Astronauts Say Goodbye to Hubble for Good
Tuesday, May 19, 2009; 11:34 AM
There's a new telescope in the heavens. It has a familiar name: the Hubble Space Telescope. But this is a new creature altogether.
Just a few days ago the Hubble had a single major scientific instrument, a 16-year-old camera. It also had an aiming device that freelanced a little bit of science in its spare time. Everything else was kaput. The most advanced camera had been dead for two years, and the spectrograph dead for nearly five.
Now the Hubble has four new or rejuvenated scientific instruments. Plus new batteries. New gyros. A new computer. The upgraded telescope has vision so keen it can peer back through time to when the very first, ungainly galaxies were pulling themselves together. It will study the atmospheres of planets orbiting other stars. It will look for tendrils of dark matter wriggling through the intergalactic void.

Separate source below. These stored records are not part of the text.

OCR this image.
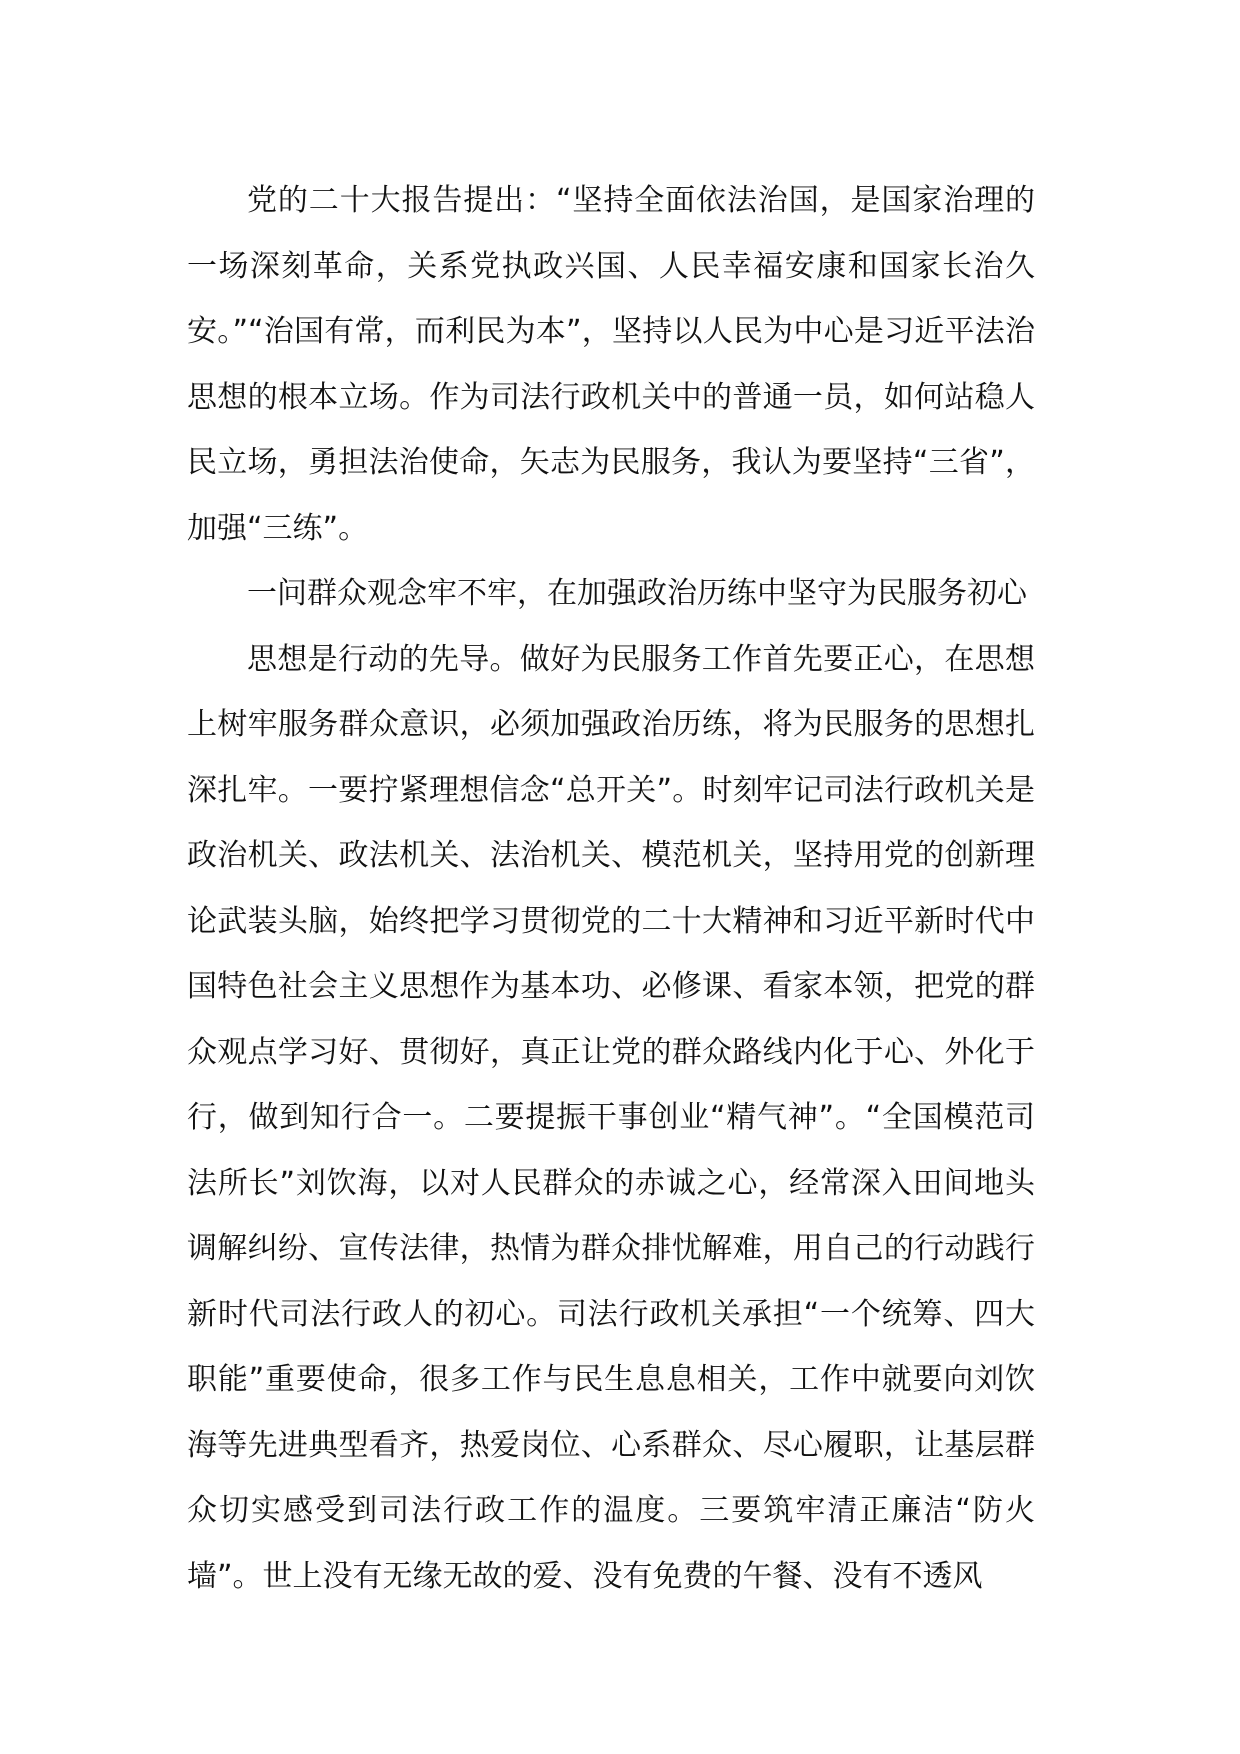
党的二十大报告提出：“坚持全面依法治国，是国家治理的一场深刻革命，关系党执政兴国、人民幸福安康和国家长治久安。”“治国有常，而利民为本”，坚持以人民为中心是习近平法治思想的根本立场。作为司法行政机关中的普通一员，如何站稳人民立场，勇担法治使命，矢志为民服务，我认为要坚持“三省”，加强“三练”。

一问群众观念牢不牢，在加强政治历练中坚守为民服务初心

思想是行动的先导。做好为民服务工作首先要正心，在思想上树牢服务群众意识，必须加强政治历练，将为民服务的思想扎深扎牢。一要拧紧理想信念“总开关”。时刻牢记司法行政机关是政治机关、政法机关、法治机关、模范机关，坚持用党的创新理论武装头脑，始终把学习贯彻党的二十大精神和习近平新时代中国特色社会主义思想作为基本功、必修课、看家本领，把党的群众观点学习好、贯彻好，真正让党的群众路线内化于心、外化于行，做到知行合一。二要提振干事创业“精气神”。“全国模范司法所长”刘饮海，以对人民群众的赤诚之心，经常深入田间地头调解纠纷、宣传法律，热情为群众排忧解难，用自己的行动践行新时代司法行政人的初心。司法行政机关承担“一个统筹、四大职能”重要使命，很多工作与民生息息相关，工作中就要向刘饮海等先进典型看齐，热爱岗位、心系群众、尽心履职，让基层群众切实感受到司法行政工作的温度。三要筑牢清正廉洁“防火墙”。世上没有无缘无故的爱、没有免费的午餐、没有不透风
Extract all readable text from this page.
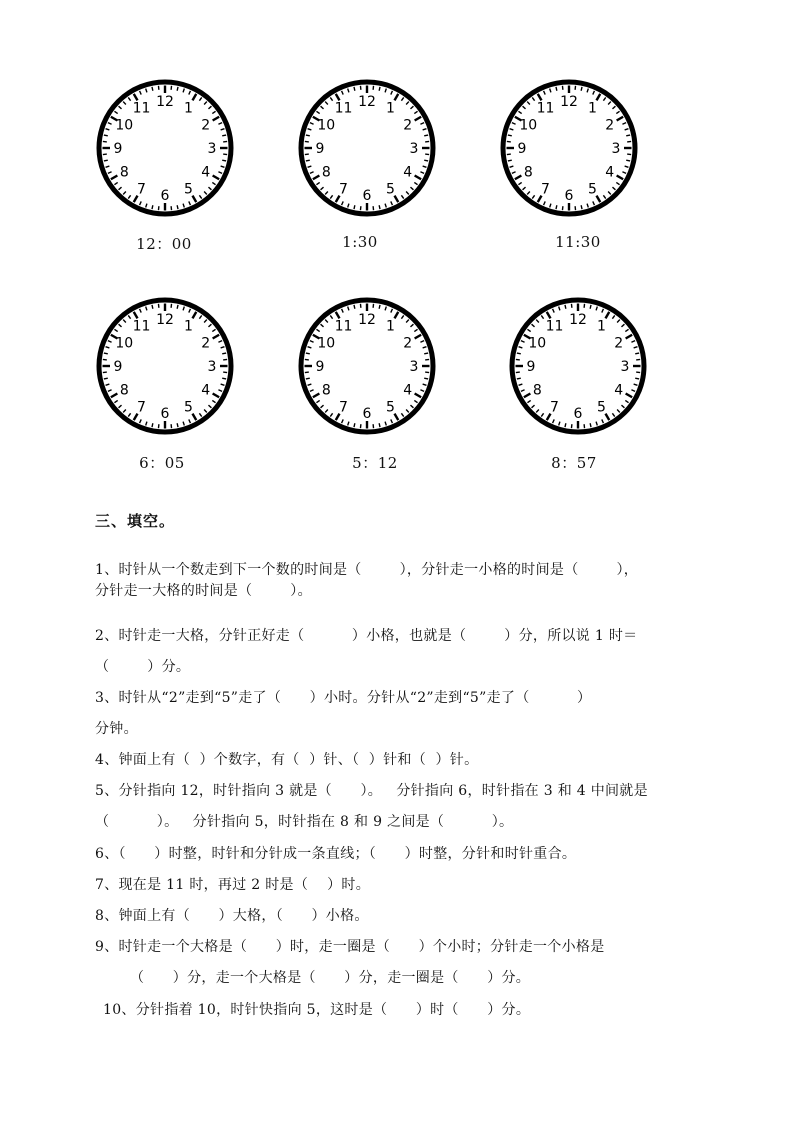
12 1
2
3
4
5
6
7
8
9
10
11	12 1
2
3
4
5
6
7
8
9
10
11	12 1
2
3
4
5
6
7
8
9
10
11
12 1
2
3
4
5
6
7
8
9
10
11	12 1
2
3
4
5
6
7
8
9
10
11	12 1
2
3
4
5
6
7
8
9
10
11
12：00	1:30	11:30
6：05	5：12	8：57
三、填空。
1、时针从一个数走到下一个数的时间是（        ），分针走一小格的时间是（        ），
分针走一大格的时间是（        ）。
2、时针走一大格，分针正好走（          ）小格，也就是（        ）分，所以说 1 时＝
（        ）分。
3、时针从“2”走到“5”走了（      ）小时。分针从“2”走到“5”走了（          ）
分钟。
4、钟面上有（  ）个数字，有（  ）针、（  ）针和（  ）针。
5、分针指向 12，时针指向 3 就是（      ）。   分针指向 6，时针指在 3 和 4 中间就是
（          ）。   分针指向 5，时针指在 8 和 9 之间是（          ）。
6、（      ）时整，时针和分针成一条直线；（      ）时整，分针和时针重合。
7、现在是 11 时，再过 2 时是（    ）时。
8、钟面上有（      ）大格，（      ）小格。
9、时针走一个大格是（      ）时，走一圈是（      ）个小时；分针走一个小格是
（      ）分，走一个大格是（      ）分，走一圈是（      ）分。
10、分针指着 10，时针快指向 5，这时是（      ）时（      ）分。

"We have a brand-new observatory with full capability that will be more productive than ever in its scientific lifetime," said Jon Morse, head of astrophysics for NASA.
This morning, the astronauts aboard the space shuttle Atlantis released the Hubble from the shuttle's cargo bay and sent it back into space after it was refurbished and overhauled during five days of difficult, frustrating, but ultimately triumphant spacewalks.
The Hubble is "safely back on its journey of exploration," shuttle commander Scott Altman told Mission Control.
This was the final servicing mission to the Hubble, and it was a "tour de force of tools and human ingenuity," in the words of astronaut John Grunsfeld as he completed the last spacewalk. He and crewmate Andrew Feustel had installed new batteries and guidance systems and replaced old insulation on the exterior of the telescope with new layers of thermal protection.
"The only way of finding the limits of the possible," Grunsfeld said in his valediction, "is by going beyond them, into the impossible."
Atlantis is scheduled to return to the Kennedy Space Center on Friday.
Scientists and NASA officials one-upped themselves in praising the astronauts and their support team.
"Other than 'fantastic,' I have no words to describe it," said theoretical astrophysicist Mario Livio of the Space Telescope Science Institute. "When you see a miracle happen a few times in a row, you know you have to look for an explanation."
Tenacity, ingenuity, training: These words have popped up again and again in recent days as the astronauts have overcome frozen bolts, stripped screws, stuck handrails. They brought hundreds of millions of dollars' worth of instruments back to life even though the devices were never designed to be repaired in space.